Washington, D.C. – Today, hundreds of U.S. mayors descended upon the nation’s capital for the start of the U.S. Conference of Mayors’ 92nd Winter Meeting, which runs through Friday. 

The bipartisan group of mayors was optimistic and determined about the months and years ahead, certain that cities will continue to remain centers of innovation in the face of evolving national challenges — because cities will have to be able to respond. 

“The future looks bright, and it looks incredibly different,” said USCM President Hillary Schieve, Mayor of Reno, Nevada.

Across the first day of the Winter Meeting, mayors affirmed their role as solution-oriented leaders. “We know how important it is to make our voice heard and speak as one, and we’ll continue to do that here at the Winter Meeting this week as we work together to address the biggest challenges faced by our cities — challenges that we know pay no heed to geography or politics,” said USCM Vice President Columbus (OH) Mayor Andrew Ginther at the opening press conference.

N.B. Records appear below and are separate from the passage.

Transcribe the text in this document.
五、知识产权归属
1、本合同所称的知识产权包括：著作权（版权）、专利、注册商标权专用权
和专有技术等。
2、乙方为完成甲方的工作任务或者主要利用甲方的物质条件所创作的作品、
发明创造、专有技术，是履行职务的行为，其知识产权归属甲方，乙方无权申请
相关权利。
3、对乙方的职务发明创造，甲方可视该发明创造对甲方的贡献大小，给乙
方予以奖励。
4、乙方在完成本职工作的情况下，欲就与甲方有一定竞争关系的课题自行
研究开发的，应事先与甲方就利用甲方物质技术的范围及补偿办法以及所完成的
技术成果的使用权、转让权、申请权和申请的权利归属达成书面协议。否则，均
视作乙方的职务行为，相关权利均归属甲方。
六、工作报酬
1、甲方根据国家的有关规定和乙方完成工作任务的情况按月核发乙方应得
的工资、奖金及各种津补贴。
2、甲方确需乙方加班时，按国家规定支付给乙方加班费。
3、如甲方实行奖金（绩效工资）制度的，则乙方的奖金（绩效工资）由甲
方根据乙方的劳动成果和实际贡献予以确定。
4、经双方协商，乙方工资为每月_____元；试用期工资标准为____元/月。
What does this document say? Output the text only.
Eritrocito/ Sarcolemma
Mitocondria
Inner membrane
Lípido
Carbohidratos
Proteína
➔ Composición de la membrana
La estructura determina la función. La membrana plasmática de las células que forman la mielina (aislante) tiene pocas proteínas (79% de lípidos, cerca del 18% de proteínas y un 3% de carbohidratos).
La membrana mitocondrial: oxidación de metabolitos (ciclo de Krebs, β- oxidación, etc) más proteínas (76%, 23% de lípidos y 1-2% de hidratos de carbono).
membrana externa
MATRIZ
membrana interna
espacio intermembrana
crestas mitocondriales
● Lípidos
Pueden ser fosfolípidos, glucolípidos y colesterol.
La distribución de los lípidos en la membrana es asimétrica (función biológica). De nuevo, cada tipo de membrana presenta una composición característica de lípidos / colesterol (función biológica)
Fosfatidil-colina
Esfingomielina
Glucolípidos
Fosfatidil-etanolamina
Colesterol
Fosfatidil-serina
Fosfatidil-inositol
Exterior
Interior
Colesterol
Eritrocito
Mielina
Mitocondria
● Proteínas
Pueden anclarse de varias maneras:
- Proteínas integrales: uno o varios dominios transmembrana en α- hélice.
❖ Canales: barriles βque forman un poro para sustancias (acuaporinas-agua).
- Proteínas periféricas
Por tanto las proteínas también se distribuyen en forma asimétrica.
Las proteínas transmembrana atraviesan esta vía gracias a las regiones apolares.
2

At breakout sessions, mayors discussed the nation’s biggest challenges, like homelessness, gun violence, and opioid addiction. 

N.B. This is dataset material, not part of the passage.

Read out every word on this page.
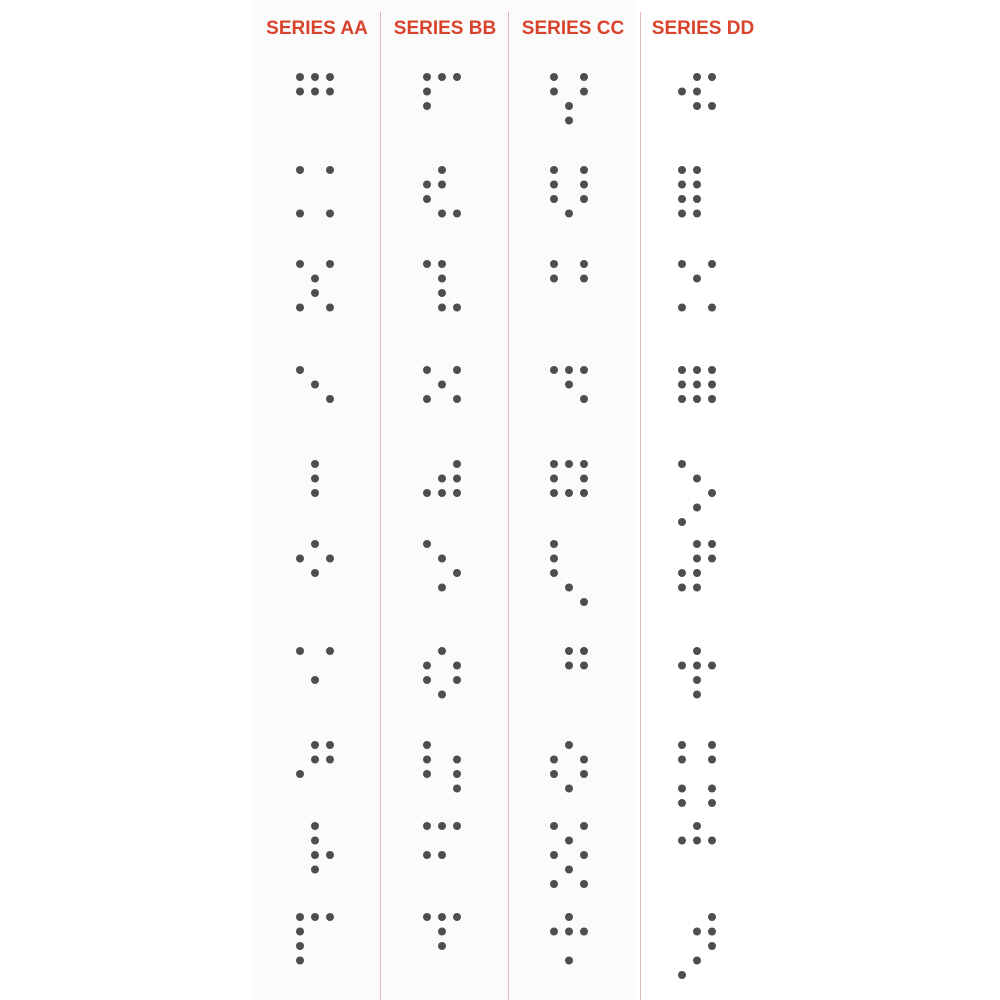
SERIES AA	SERIES BB	SERIES CC	SERIES DD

On homelessness, Los Angeles (CA) Mayor Karen Bass co-moderated a meeting of the USCM Homelessness Task Force with Phoenix (AZ) Mayor Kate Gallego. “President Biden said he wanted to decrease homelessness by 25%. We’re here to help him meet that goal,” said Mayor Bass. 

On gun violence, Kansas City (MO) Mayor Quinton Lucas and St. Louis (MO) Mayor Tishuara Jones co-moderated a panel on reducing gun violence. “It is vital for us to continue to make a difference and continue to save lives,” said Mayor Lucas. “Think about the collaborative work that each of [these mayors] are doing. Think about how positively things can change.” During the panel, mayors talked with federal partners, including Steven M. Dettelbach, Director of the Bureau of Alcohol, Tobacco, Firearms and Explosives, and Rob Wilcox, Deputy Director of the first ever White House Office of Gun Violence Prevention. 

Throughout the day, top administration officials and a bipartisan number of congressional leaders came to the Winter Meeting. Mayors heard from Treasury Secretary Janet Yellen, HHS Secretary Xavier Becerra, Acting Labor Secretary Julie Su, as well as U.S. Senators John Fetterman, John Hickenlooper, and Thom Tillis.

Importantly, mayors discussed local solutions, as cities build better infrastructure, more affordable housing, and brighter futures. Columbus (OH) Mayor Andrew Ginther hosted a panel of the Conference’s Metro Economies Standing Committee. There, Detroit (MI) Mayor Mike Duggan and Madison (WI) Mayor Satya Rhodes-Conway shared their cities’ recent efforts to address affordable housing, update infrastructure, and more thanks to federal support through the American Rescue Plan Act.

On Thursday, the Winter Meeting will continue as mayors welcome Vice President Kamala Harris, Energy Secretary Jennifer Granholm, Homeland Security Secretary Alejandro Mayorkas, and Education Secretary Miguel Cardona.